6) Stupid Ad Choices – Back in May, we bought a refrigerator. Beginning in September, Facebook is plastering ads for refrigerators in front of me. How many do they think I’m going to buy? They also want me to spend $5 to, “Reach Up To 213 More Potential Customers.” I’m assuming that’s for the bar. I’m not sure Cheryl can handle a crowd that size,
7) Meta – I think Facebook needs way more than a name change to save it. And if I have to choose a person to lead me into the future of technology it won’t be Mark Zuckerberg – the same guy who’s trying to sell me a refrigerator to go with the one I just bought.
Note: Maddie wanted to get in on this. She just wants to know one thing.

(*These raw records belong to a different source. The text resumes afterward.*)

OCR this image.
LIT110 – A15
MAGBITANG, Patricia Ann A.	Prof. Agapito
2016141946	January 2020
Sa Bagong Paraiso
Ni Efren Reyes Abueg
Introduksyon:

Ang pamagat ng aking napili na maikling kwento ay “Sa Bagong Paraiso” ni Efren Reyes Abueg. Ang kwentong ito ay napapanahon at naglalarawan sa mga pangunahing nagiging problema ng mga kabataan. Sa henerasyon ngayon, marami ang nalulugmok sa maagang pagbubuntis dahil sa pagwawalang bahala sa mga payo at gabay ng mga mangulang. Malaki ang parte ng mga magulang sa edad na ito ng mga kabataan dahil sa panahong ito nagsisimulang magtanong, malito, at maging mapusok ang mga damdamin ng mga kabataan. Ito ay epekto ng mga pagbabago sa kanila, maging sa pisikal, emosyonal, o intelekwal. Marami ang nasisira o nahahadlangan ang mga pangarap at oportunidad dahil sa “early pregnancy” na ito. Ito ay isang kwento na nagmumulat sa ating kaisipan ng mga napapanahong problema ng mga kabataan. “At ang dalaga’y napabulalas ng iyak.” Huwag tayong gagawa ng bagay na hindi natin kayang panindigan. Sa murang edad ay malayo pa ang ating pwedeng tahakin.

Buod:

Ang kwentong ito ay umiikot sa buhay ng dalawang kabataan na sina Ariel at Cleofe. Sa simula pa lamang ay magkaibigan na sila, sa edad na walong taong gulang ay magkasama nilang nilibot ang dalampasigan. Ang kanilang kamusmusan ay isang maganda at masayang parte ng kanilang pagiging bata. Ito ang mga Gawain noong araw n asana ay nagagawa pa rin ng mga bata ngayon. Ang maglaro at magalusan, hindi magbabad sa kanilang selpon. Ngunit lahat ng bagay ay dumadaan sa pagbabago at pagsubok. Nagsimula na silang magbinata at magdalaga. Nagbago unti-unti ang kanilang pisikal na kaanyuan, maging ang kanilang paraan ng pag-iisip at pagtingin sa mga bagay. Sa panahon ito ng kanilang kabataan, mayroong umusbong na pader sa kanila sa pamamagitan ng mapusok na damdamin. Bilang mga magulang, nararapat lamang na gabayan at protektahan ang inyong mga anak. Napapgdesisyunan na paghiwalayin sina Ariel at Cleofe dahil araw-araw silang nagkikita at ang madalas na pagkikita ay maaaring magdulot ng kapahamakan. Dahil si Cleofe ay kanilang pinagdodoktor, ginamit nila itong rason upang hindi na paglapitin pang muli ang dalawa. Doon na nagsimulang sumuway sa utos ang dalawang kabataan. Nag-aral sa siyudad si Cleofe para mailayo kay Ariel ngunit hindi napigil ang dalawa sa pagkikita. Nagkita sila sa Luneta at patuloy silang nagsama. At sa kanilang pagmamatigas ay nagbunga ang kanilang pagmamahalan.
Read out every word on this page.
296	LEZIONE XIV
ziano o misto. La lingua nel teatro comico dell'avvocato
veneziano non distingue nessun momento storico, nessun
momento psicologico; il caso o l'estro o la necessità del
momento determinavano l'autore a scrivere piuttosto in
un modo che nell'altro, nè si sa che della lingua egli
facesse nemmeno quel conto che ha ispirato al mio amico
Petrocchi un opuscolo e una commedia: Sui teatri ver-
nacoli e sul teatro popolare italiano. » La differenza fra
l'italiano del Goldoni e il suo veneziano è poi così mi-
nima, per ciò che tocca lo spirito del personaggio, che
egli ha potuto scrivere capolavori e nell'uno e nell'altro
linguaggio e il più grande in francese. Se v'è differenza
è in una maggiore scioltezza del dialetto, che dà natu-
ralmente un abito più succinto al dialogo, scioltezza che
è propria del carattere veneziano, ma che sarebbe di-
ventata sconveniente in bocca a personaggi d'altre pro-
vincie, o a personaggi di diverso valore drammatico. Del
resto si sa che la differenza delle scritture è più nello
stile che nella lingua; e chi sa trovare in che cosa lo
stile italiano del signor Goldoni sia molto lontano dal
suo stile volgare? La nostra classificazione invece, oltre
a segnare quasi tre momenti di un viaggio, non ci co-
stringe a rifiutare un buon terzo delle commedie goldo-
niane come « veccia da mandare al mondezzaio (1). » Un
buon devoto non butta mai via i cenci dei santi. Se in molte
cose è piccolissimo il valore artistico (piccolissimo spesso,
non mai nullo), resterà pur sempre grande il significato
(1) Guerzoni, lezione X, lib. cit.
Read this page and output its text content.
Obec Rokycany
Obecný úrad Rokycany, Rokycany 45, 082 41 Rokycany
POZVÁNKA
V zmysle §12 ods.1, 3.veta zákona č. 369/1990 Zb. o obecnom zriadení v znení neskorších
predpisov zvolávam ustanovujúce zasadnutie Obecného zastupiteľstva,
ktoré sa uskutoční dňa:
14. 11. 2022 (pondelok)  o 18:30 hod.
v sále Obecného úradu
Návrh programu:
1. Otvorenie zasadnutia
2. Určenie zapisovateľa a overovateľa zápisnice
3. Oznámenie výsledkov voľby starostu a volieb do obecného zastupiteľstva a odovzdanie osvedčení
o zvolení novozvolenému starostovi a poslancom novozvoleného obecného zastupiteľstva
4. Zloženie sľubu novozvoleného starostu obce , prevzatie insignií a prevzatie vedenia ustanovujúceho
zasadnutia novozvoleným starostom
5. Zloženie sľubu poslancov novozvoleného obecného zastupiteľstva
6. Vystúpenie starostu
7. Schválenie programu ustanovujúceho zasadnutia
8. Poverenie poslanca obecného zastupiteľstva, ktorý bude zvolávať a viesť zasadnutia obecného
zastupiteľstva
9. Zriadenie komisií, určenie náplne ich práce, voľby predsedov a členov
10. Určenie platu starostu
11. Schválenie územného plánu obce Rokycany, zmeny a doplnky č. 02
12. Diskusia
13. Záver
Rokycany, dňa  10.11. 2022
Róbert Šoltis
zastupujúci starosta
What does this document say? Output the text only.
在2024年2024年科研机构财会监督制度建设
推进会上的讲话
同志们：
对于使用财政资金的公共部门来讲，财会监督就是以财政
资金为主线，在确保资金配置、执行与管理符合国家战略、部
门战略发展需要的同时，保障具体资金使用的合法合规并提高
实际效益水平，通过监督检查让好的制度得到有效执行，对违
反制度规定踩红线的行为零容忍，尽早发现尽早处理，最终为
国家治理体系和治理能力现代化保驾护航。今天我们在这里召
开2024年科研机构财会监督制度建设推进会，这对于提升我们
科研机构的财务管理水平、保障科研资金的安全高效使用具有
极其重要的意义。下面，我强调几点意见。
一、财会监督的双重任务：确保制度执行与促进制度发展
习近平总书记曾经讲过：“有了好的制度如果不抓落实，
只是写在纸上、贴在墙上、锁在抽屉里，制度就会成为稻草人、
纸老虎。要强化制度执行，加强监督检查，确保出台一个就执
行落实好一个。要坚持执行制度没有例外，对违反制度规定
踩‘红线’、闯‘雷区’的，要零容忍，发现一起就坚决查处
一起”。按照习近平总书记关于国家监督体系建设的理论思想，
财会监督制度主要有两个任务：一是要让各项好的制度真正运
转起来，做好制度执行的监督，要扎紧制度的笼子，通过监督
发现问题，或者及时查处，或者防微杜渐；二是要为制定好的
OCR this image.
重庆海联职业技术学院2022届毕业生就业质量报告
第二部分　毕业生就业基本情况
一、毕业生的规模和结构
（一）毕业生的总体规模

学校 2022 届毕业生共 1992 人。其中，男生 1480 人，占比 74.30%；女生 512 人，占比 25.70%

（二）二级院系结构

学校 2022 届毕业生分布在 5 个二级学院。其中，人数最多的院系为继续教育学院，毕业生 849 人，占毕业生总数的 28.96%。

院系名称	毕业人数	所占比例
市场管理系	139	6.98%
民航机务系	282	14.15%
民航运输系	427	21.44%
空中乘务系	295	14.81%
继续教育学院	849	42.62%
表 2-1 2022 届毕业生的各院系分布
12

8) People – Why are there people on my street?
A bit from the blurb
In a pair of ship manifests, I discovered my father’s parents, a pair of Italian immigrants arriving at Ellis Island in the early 1920s, intent on grabbing their share of the American dream. In the 1930 Census, I found a family of four – my grandparents, my father and his brother — with a tenuous foothold on that dream, operating a small fruit stand in Manhattan.
After that, I had mostly frustrating dead-ends — until the release of the 1940 Census. My grandparents magically reappeared in the Census – but as “inmates” at the Rockland Insane Asylum, never to reemerge. And through my entire lifetime until my father’s death, there was no mention that he had an extended family of aunts and uncles and cousins, all living within driving distance.
What happened? Who were these people? How did their lives go so awry? And why all the secrecy?
This is a story about my efforts to use genealogy to discover the truth about our family and a reflection on the impact of secrets on our lives. It is also the story of what it means to be an immigrant – and the impact that “otherness” and mental illness can have on the vulnerable. And lastly, it is my attempt to think through the “why” and “how” of my father, 34 years after his death.